Folsom gave a muffled scream of terror and pain as the knife struck him. It, surprisingly, was only a glancing slice across his naked thigh. But trussed up as he was, spread-eagled naked and bound on the bed with sexual devices possessing every orifice, he was completely at the mercy of whatever game Sten was playing. He steeled himself for the next slice of the knife, dreading where that might be, keeping his eyes tightly shut as the last defense available to him.
But the final blow did not come, and he heard a yelp and a gurgling noise and opened his eyes as Sten fell on top of him, their eyes now glued on each other's, and Sten's registering as much surprise and pain as Folsom felt.
And then the leather thongs binding Folsom's wrists and ankles to the bed were being sliced away and Fritz, the bruiser, was helping to push Sten's gasping body off of Folsom and also, as delicately as possible, relieving Folsom of the beleaguering sounding wand and oversized dildo.
"What? How?" Folsom sputtered as the plug gag came out of his mouth.
"I saw Sten entice you out of the cathedral," the German club bouncer said.
"So you followed me even when I told you not to," Folsom said, still in shock and not thinking on all cylinders. If the German hadn't followed him, the German couldn't have saved him from a painful death.
"Roman told me to take care of you, and I know Sten well. I knew you were in serious trouble and didn't seem to know it. I lost you in the Dom Platz, but we have a network here, men like you and me, and I eventually connected with the desk clerk at this hotel, who identified you both from the description I gave him. Sorry it took so long—almost too long."
"Yes, yes, Thanks for coming to the rescue."

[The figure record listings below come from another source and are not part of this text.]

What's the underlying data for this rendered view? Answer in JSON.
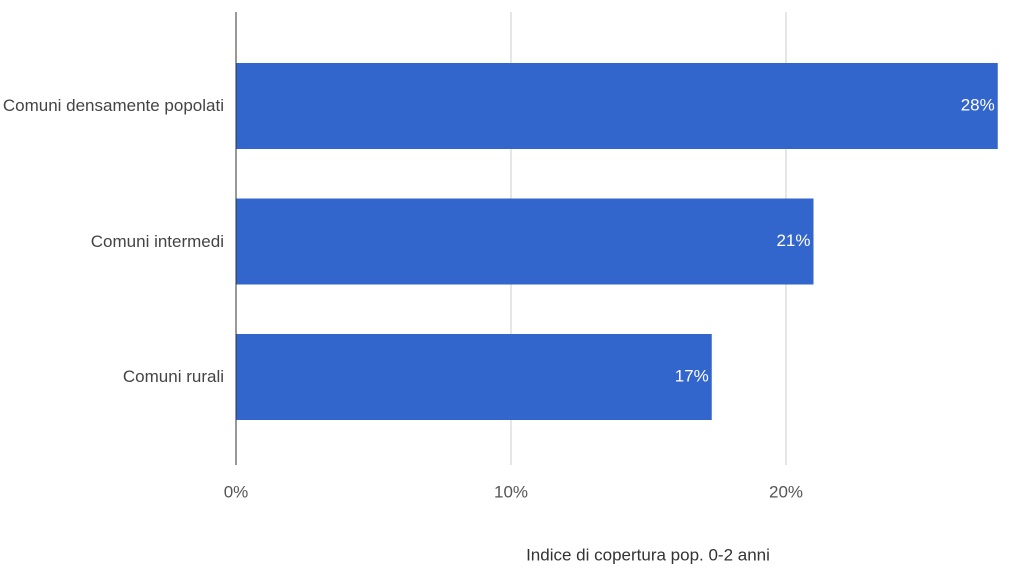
{
  "chart_data": {
    "type": "bar",
    "orientation": "horizontal",
    "x_label": "Indice di copertura pop. 0-2 anni",
    "categories": [
      "Comuni densamente popolati",
      "Comuni intermedi",
      "Comuni rurali"
    ],
    "values": [
      27.7,
      21.0,
      17.3
    ],
    "value_labels": [
      "28%",
      "21%",
      "17%"
    ],
    "color": "#3366cc",
    "xlim": [
      0,
      27.8
    ],
    "xticks": [
      {
        "value": 0,
        "label": "0%"
      },
      {
        "value": 10,
        "label": "10%"
      },
      {
        "value": 20,
        "label": "20%"
      }
    ],
    "grid": true
  }
}
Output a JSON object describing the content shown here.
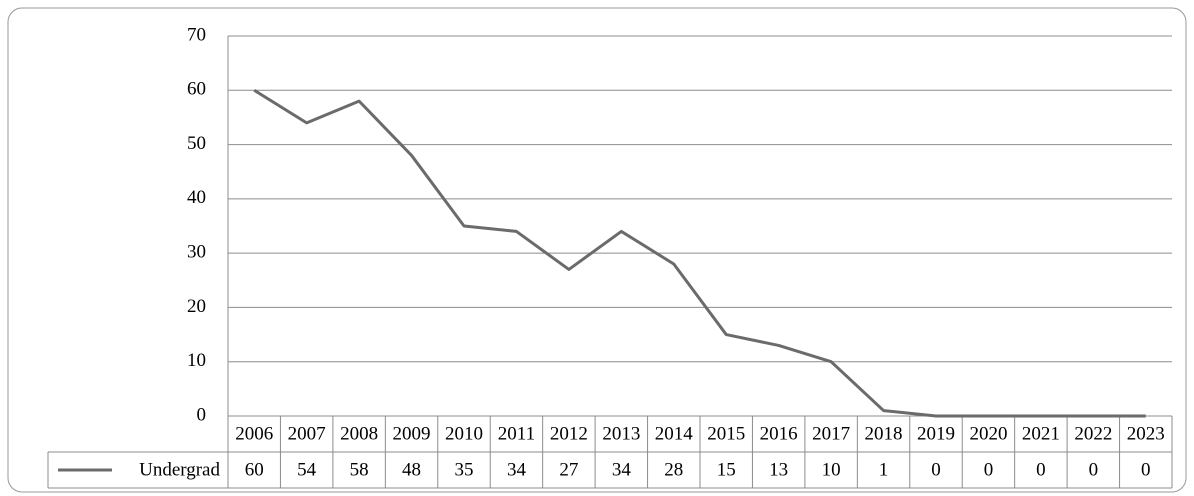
{
  "chart_data": {
    "type": "line",
    "categories": [
      "2006",
      "2007",
      "2008",
      "2009",
      "2010",
      "2011",
      "2012",
      "2013",
      "2014",
      "2015",
      "2016",
      "2017",
      "2018",
      "2019",
      "2020",
      "2021",
      "2022",
      "2023"
    ],
    "series": [
      {
        "name": "Undergrad",
        "color": "#6b6b6b",
        "values": [
          60,
          54,
          58,
          48,
          35,
          34,
          27,
          34,
          28,
          15,
          13,
          10,
          1,
          0,
          0,
          0,
          0,
          0
        ]
      }
    ],
    "ylim": [
      0,
      70
    ],
    "yticks": [
      0,
      10,
      20,
      30,
      40,
      50,
      60,
      70
    ],
    "grid": true
  }
}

Sten was gurgling ominously on the bed beside Folsom. It was clear he didn't have long to live. His death stab at Folsom had been deflected when the bruiser broke in and hurled himself at the bed. But then the knife had done its work on Sten.
Folsom turned to him and brought his head very close to Sten's. The misguided bartender's eyes were beginning to glaze over, and he was grimacing and panting from the pain in his gut. Folsom started to talk to him in soothing tones, not really to comfort him all that much but to both make sure he wasn't a threat anymore and to squeeze whatever information he could get out of the man. Folsom's instincts as a police detective were winning through his own pain, pain that had been inflicted by this man he was now cajoling.
"Who did them, Sten? who killed Meister and Dieter?" Folsom hadn't forgotten Tiho, of course, but it was almost self-evident now that Sten himself had killed Tiho.
Sten was trying to say something. Folsom put his ear close to Sten's mouth and was able to hear the name he needed. And then Sten was gone.
"You should go clean yourself up," the bruiser was saying. "I'll call the cops, but it's up to you whether we stay here and wait for them."
"Roman." It suddenly hit Folsom. If Tiho had been killed for what he knew, Roman was either equally a target or was already dead. Where was Ralf now, Folsom wondered. Regardless, he had to made an attempt to help Roman if he could. He knew he could count on the bruiser to back him up on this and get him back to the ship the fastest way possible.
Miracles of miracles. The bruiser had somehow come up with a motorcycle to aid his search for Folsom and it was sitting right outside the hotel door on Marsil Platz. A quick zip down Muhlenbach to the road paralleling the Rhine and they were at the ship within eight minutes. The guards the police had stationed on the dock and at the entrance to the ship just stood and gawked with dropped jaws as the man they were searching for on the ship was storming the ship from the dock with a gigantic bodyguard of his own in his wake.
Folsom asked the guy on duty at reception where the captain's cabin was, and then the bruiser asked him more pointedly and far more effectively, and the conga line was off to the races—Folsom followed closely by the bouncer, who was bouncing off the walls of the narrow corridor and keeping the tagline of policemen from reaching Folsom. The desk clerk was far in the rear but making every effort to get there in time to enjoy the fireworks.